Sometime in 1965, on a hot summer day at her Ghost Ranch house in New Mexico, Georgia O’Keeffe would find the motivation to complete her most grandiose painting yet, Sky Above the Clouds IV. Little did we at Optima® know, however, that the luminary architect and industrial designer, Eero Saarinen, alongside legendary agricultural corporation, John Deere, would play a pivotal role in the creation of this monumental painting.
Tracing back to June 4th, 1964 is when the story behind Clouds IV gets interesting. O’Keeffe attended the opening of the new headquarters of Deere in Moline, Illinois. Designed by the office of Eero Saarinen, the structure’s pre-rusted Cor-Ten steel exterior tested the limits of 1960s corporate architecture, veering towards an industrial aesthetic quite unique from Saarinen’s usual swooping curves, as seen with the Gateway Arch in St. Louis.
Picture the opening ceremony — a lavish and extravagant affair, showcasing top-of-the-line farm machinery, along with an evening river cruise — with politicians, corporate czars and design stars in attendance. So why was Georgia O’Keeffe, “The Mother of American Modernism” there to begin with? Well, archival photos show that she was mingling with this elite crowd against a backdrop of John Deere tractors. In just about every photo she is seen with her close friend and fellow New Mexican, designer Girard Alexander. Girard had invited O’Keeffe for two reasons. He wanted to showcase his 180-foot-long collage installation documenting the culture and development of John Deere. More importantly, however, was his belief that an O’Keeffe painting would further transform the interior of their cutting edge new headquarters.
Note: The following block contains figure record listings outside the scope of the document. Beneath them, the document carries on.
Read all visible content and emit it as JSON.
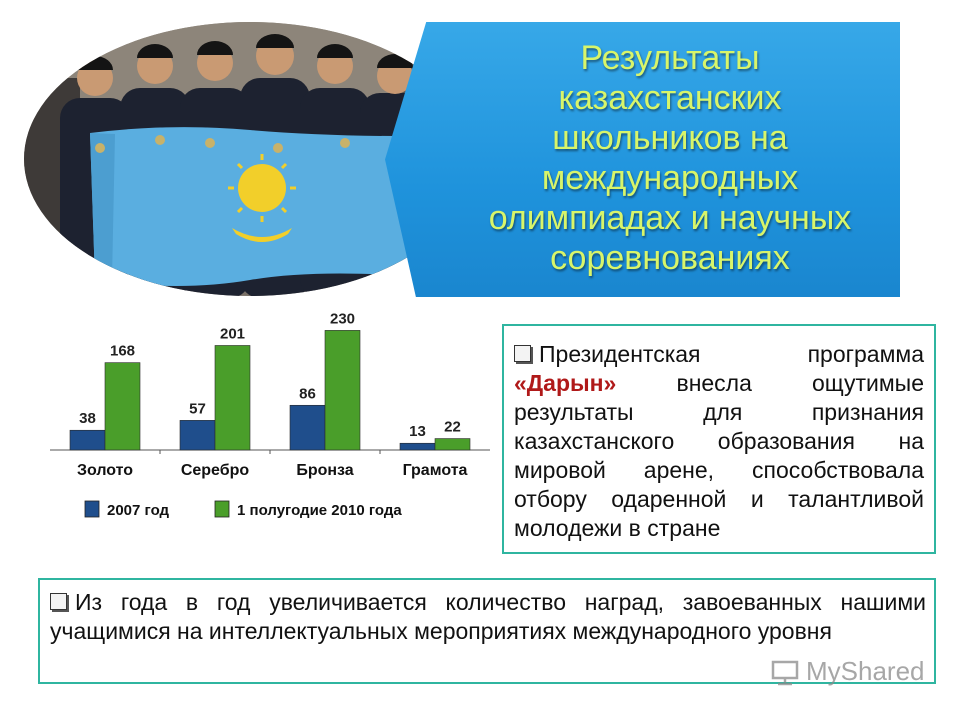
{
  "title": "Результаты\nказахстанских\nшкольников на\nмеждународных\nолимпиадах и научных\nсоревнованиях",
  "chart_data": {
    "type": "bar",
    "categories": [
      "Золото",
      "Серебро",
      "Бронза",
      "Грамота"
    ],
    "series": [
      {
        "name": "2007 год",
        "values": [
          38,
          57,
          86,
          13
        ],
        "color": "#1f4e8c"
      },
      {
        "name": "1 полугодие 2010 года",
        "values": [
          168,
          201,
          230,
          22
        ],
        "color": "#4a9e2a"
      }
    ],
    "ylim": [
      0,
      250
    ],
    "grid": false,
    "legend": "bottom"
  },
  "box_right": {
    "text_1": "Президентская программа",
    "highlight": "«Дарын»",
    "text_2": "внесла ощутимые результаты для признания казахстанского образования на мировой арене, способствовала отбору одаренной и талантливой молодежи в стране"
  },
  "box_bottom": {
    "text": "Из года в год увеличивается количество наград, завоеванных нашими учащимися на интеллектуальных мероприятиях международного уровня"
  },
  "watermark": "MyShared"
}
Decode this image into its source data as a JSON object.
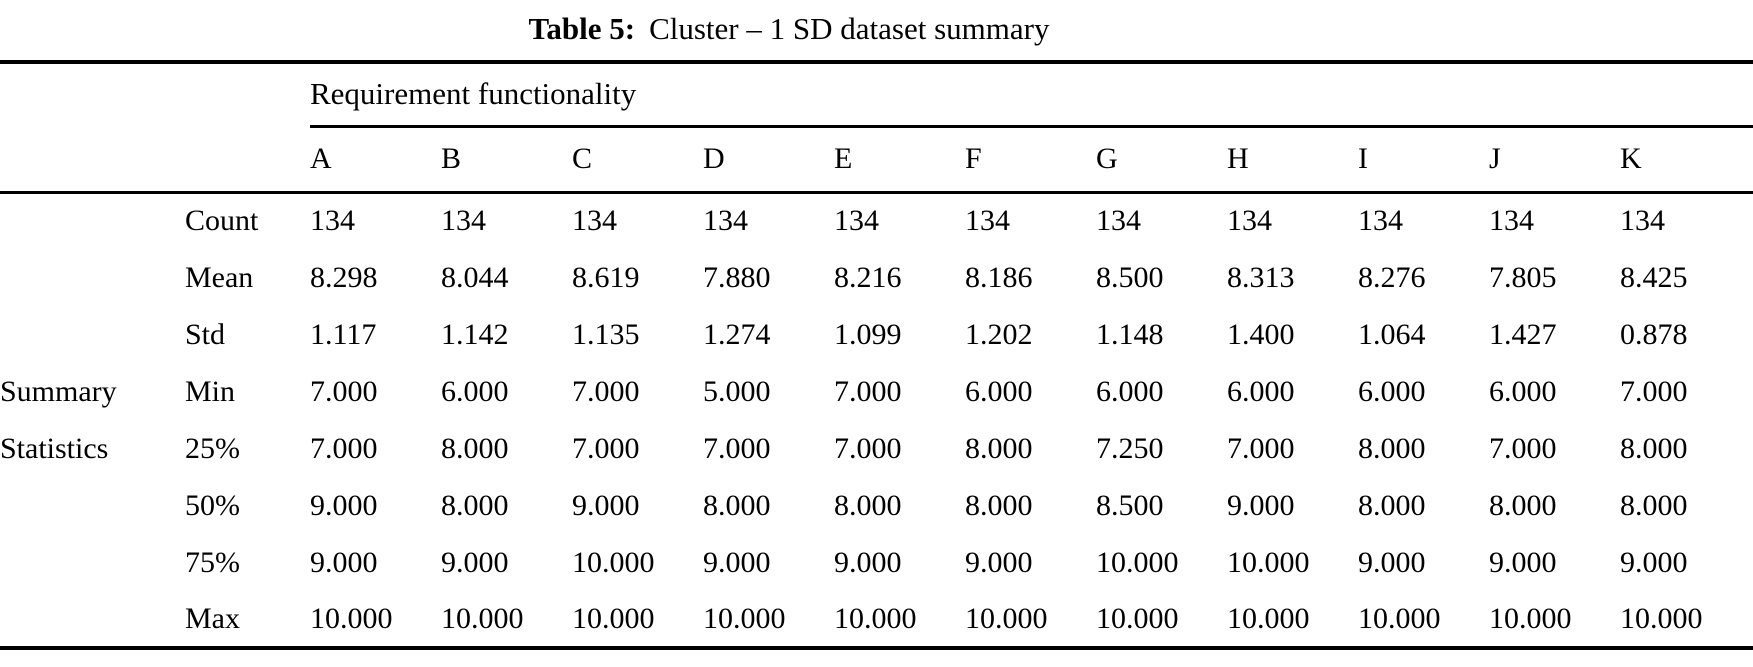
{
  "caption": {
    "label": "Table 5:",
    "title": "Cluster – 1 SD dataset summary"
  },
  "table": {
    "span_header": "Requirement functionality",
    "group_label_line1": "Summary",
    "group_label_line2": "Statistics",
    "columns": [
      "A",
      "B",
      "C",
      "D",
      "E",
      "F",
      "G",
      "H",
      "I",
      "J",
      "K"
    ],
    "rows": [
      {
        "label": "Count",
        "values": [
          "134",
          "134",
          "134",
          "134",
          "134",
          "134",
          "134",
          "134",
          "134",
          "134",
          "134"
        ]
      },
      {
        "label": "Mean",
        "values": [
          "8.298",
          "8.044",
          "8.619",
          "7.880",
          "8.216",
          "8.186",
          "8.500",
          "8.313",
          "8.276",
          "7.805",
          "8.425"
        ]
      },
      {
        "label": "Std",
        "values": [
          "1.117",
          "1.142",
          "1.135",
          "1.274",
          "1.099",
          "1.202",
          "1.148",
          "1.400",
          "1.064",
          "1.427",
          "0.878"
        ]
      },
      {
        "label": "Min",
        "values": [
          "7.000",
          "6.000",
          "7.000",
          "5.000",
          "7.000",
          "6.000",
          "6.000",
          "6.000",
          "6.000",
          "6.000",
          "7.000"
        ]
      },
      {
        "label": "25%",
        "values": [
          "7.000",
          "8.000",
          "7.000",
          "7.000",
          "7.000",
          "8.000",
          "7.250",
          "7.000",
          "8.000",
          "7.000",
          "8.000"
        ]
      },
      {
        "label": "50%",
        "values": [
          "9.000",
          "8.000",
          "9.000",
          "8.000",
          "8.000",
          "8.000",
          "8.500",
          "9.000",
          "8.000",
          "8.000",
          "8.000"
        ]
      },
      {
        "label": "75%",
        "values": [
          "9.000",
          "9.000",
          "10.000",
          "9.000",
          "9.000",
          "9.000",
          "10.000",
          "10.000",
          "9.000",
          "9.000",
          "9.000"
        ]
      },
      {
        "label": "Max",
        "values": [
          "10.000",
          "10.000",
          "10.000",
          "10.000",
          "10.000",
          "10.000",
          "10.000",
          "10.000",
          "10.000",
          "10.000",
          "10.000"
        ]
      }
    ]
  }
}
Upon her return to New Mexico. O’Keeffe executed a detailed sketch depicting the uniform cumulus clouds that she thought of whenever flying from one destination to another — hence, Sky Above the Clouds I-IV. Where would an O’Keeffe painting go in a building whose every element had been designed and polished to near perfection?
From its pre-rusted steel exterior, down to the last coat rack and door handle. Girard knew of such a place: the executive dining room. This room was equipped with tantalizing Siamese silk ceiling panels that hung perpendicular to its sublime Portuguese white marble walls. The architectural effect was, by all intents and purposes, cloud-like. Sky Above the Clouds IV would have only elevated this effect, Girard thought, but the Deere team didn’t see it that way, unfortunately, and the commission was axed.
She was in the midst of a busy year. Full of other work, international travel, and even a harrowing knee injury that she was recovering from. Fortunately for us, O’Keeffe persisted in her desire to see Clouds IV to the end. She completed the work, at the age of 77, in the summer of 1965.
In 1970, Sky above Clouds IV was scheduled to be included in a retrospective of O’Keeffe’s work at the Whitney Museum of American Art, New York, the Art Institute of Chicago and the San Francisco Museum of Art. After being shown in New York and Chicago, the painting remained on loan to the Art Institute because it was too large to pass through the doors at the museum in San Francisco. Ten years later, due to the diligence of O’Keeffe and local patrons, the painting joined the museum’s permanent collection. Today, this 8-foot by 24-foot masterpiece hangs above one of the Art Institute’s grand staircases for all to see.